И сначала за то мне влетело, что с утра не изволил на глаза показаться, пусть не поесть, но чтобы хоть отметиться. Претерпел и было успокоился: не бывать же двум смертям, – как притащилась к нам Рашпиль Панночка, видевшая нас в Елисейске, на привокзальной, разумеется, площади, всё описала живописно и от себя ещё добавила, а ушла когда, получил я от отца за «концерт» гонорар весь сразу и полностью. И тот день с тех пор памятным считаю – днём настоящего знакомства отцовского ремня с моей попой. И до того у них случались встречи, но как-то так всё, мимолётно, по касательной. Тот день, а не другой какой, и стал, пожалуй, днём действительного моего катарсиса. И в довершение ко всему был мне, а заодно моим сестре и брату, объявлен месяц домашнего ареста: чтобы ни шагу из ограды!.. Но не мы располагаем: событиям было суждено развернуться иначе.

Назавтра поднялся и ушёл из дому отец раным-рано, в шесть утра дома его уже не было, мама уехала на какие-то дальние поли́ны за земляникой, нас оставив домовничать. А мы, естественно, на то лишь и горазды: замок на дверь – и митькой звали нас. Не чёхом, конечно, а по очереди: прежде всех сестра исчезла, потом – брат, а с замком уж дело я имел, надо признаться.

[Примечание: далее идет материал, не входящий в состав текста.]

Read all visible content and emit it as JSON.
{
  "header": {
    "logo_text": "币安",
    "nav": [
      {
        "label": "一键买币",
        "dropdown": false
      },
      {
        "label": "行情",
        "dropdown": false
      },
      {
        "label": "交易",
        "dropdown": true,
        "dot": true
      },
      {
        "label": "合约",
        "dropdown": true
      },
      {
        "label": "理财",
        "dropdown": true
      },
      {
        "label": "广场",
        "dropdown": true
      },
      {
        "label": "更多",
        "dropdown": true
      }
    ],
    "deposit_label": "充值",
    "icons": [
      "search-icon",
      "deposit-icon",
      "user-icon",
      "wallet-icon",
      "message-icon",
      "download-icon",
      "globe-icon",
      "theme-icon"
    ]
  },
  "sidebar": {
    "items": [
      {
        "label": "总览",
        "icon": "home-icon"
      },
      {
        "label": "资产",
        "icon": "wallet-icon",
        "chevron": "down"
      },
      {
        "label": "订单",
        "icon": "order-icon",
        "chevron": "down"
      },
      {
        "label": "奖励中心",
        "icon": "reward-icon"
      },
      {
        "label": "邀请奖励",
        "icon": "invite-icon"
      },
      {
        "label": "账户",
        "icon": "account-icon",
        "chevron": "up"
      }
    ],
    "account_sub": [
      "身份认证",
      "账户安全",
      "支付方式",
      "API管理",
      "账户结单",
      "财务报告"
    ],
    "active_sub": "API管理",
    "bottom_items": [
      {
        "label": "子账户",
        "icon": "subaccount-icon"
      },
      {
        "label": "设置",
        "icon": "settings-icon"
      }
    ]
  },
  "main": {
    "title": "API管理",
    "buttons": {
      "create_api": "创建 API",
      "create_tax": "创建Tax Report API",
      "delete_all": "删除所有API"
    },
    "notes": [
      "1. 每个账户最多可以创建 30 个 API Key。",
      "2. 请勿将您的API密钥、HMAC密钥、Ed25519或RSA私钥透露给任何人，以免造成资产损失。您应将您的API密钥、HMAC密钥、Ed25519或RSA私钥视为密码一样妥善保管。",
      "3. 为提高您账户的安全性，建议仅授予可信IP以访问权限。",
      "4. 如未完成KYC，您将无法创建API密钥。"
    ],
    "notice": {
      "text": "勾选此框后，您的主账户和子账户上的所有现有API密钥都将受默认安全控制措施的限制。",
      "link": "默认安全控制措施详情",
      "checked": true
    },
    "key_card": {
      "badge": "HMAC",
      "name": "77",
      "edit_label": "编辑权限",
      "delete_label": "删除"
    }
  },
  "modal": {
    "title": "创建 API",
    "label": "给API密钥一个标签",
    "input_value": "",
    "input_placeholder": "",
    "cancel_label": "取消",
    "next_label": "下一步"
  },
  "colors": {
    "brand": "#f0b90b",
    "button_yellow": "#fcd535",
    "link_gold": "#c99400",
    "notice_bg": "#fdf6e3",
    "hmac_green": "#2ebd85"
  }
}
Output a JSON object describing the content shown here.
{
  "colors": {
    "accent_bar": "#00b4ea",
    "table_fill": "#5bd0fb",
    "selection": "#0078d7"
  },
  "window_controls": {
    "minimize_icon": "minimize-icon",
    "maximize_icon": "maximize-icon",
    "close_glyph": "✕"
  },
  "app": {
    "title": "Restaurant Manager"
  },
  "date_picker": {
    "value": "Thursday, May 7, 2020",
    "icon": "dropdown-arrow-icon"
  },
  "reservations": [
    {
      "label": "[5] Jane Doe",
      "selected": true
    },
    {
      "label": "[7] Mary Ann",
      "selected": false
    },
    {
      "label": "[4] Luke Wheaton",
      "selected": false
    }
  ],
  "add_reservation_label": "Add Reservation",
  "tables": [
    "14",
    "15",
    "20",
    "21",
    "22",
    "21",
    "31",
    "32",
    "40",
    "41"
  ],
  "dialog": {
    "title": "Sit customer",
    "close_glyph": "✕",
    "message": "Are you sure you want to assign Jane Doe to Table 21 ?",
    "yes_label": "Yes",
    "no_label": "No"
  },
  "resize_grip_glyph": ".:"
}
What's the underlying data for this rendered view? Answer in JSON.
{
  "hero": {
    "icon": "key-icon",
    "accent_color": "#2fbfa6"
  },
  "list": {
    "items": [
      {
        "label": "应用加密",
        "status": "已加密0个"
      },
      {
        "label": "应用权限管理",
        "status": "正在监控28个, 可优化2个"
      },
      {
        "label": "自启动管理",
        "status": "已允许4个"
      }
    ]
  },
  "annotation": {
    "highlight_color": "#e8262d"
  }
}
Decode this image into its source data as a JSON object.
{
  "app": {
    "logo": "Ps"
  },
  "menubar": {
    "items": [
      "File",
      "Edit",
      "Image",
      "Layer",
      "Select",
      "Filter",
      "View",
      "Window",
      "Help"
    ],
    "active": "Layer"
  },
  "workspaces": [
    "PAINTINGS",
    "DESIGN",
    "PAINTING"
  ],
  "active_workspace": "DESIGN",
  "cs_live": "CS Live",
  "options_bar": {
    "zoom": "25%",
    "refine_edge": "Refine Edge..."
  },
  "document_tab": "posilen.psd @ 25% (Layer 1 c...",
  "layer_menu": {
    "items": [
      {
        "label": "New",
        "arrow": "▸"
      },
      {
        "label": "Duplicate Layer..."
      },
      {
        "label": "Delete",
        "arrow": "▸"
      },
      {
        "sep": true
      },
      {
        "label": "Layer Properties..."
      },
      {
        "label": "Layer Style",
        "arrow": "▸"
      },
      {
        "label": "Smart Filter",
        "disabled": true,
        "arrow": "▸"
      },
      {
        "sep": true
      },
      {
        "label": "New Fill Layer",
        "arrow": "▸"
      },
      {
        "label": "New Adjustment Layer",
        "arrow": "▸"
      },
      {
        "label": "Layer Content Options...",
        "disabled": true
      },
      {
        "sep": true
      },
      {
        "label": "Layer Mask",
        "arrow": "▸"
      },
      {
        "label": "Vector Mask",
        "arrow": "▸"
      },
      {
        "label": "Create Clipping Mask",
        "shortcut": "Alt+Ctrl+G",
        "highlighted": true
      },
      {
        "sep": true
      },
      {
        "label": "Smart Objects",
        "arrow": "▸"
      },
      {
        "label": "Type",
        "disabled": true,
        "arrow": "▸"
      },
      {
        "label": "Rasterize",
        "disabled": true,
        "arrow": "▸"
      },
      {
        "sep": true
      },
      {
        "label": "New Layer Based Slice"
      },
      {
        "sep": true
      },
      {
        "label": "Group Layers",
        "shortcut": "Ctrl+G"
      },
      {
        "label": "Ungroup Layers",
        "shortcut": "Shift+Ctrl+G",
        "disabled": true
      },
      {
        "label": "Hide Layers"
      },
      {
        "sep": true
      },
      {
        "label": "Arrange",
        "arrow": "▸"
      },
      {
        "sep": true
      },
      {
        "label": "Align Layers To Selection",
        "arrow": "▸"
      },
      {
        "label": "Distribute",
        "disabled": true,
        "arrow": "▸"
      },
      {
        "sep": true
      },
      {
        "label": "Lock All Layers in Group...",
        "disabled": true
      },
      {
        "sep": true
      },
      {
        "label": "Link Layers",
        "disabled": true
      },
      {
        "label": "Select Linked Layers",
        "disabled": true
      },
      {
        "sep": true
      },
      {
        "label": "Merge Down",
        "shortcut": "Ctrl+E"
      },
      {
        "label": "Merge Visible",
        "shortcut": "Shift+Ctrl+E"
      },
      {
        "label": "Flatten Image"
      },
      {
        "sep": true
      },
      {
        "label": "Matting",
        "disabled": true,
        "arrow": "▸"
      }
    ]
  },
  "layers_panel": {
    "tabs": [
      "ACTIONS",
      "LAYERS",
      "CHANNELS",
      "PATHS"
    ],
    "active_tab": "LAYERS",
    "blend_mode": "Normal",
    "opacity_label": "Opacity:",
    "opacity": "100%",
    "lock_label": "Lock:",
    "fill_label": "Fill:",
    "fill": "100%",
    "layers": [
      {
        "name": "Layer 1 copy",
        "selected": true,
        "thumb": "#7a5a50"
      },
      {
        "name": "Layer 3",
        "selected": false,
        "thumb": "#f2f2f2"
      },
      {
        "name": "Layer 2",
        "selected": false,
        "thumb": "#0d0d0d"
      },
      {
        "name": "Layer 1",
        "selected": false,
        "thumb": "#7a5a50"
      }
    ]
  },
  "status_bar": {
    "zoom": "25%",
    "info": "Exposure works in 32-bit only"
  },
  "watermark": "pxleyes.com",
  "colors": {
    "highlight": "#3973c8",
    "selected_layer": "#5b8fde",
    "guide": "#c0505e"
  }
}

Стоял жаркий сухой июнь, на который и выпало время выборов, каких или куда, вот этого не помню. Таинство вершилось в клубе, где по такому случаю открыли буфет, в который завезли из Елисейска огромную бочку пива «Бархатное». В буфете же продавалась навынос копчёная колбаса, икра чёрная и красная, отпускались осетрина, омуль, нельма, водка, портвейн под таким вот номером: 13 – и прочие «вовремявыборные» продукты. Народу в клубе теснилось битком. В зале с утра до вечера, без обеденного перерыва, крутилось кино – не то «Бродяга», не то «Тарзан», ныне в памяти не воскрешу, – крутилось «задарма», мы его посмотрели в числе первых и толклись теперь в фойе, надеясь хоть на то короткое время дорваться до бильярда, когда проигравшие партию мужики, сложив на зелёное сукно стола кии, выигравших уводили в буфет. Потом в фойе, вроде как из-за молоденькой киномеханицы Кати с забавной фамилией Одурь, прибежавшей в буфет за пивом, учинилась драка, и нас оттуда ветром будто сдуло. Драчунов скоро урезонили, и мы заново просочились в клуб. Шары раскатились по всем углам, оба кия были безнадёжно загублены, а сам бильярдный стол, скособочившись, стоял на трёх фигурных ногах и одной лузе. Это чуть ни в слезу прошибло нас. Немая уборщица Флора, грозно мыкая и замахиваясь на гогочущих мужиков шваброй, вытирала с пола кровь. Поссорившиеся мужики мирились в буфете, а причина раздора их, Катя Одурь, закрылась на крючок в кинобудке и под стрекот киноаппарата целовалась там до одури с возлюбленным своим, Сашей Сотниковым, работавшим по совместительству ещё и клубным мотористом. Мы уже собирались уходить – Охра, пропев стишок про фатера и мутер, поехавших на хутор, сманивал нас к окну кинобудки подглядывать за милующимися, – но тут произошло следующее.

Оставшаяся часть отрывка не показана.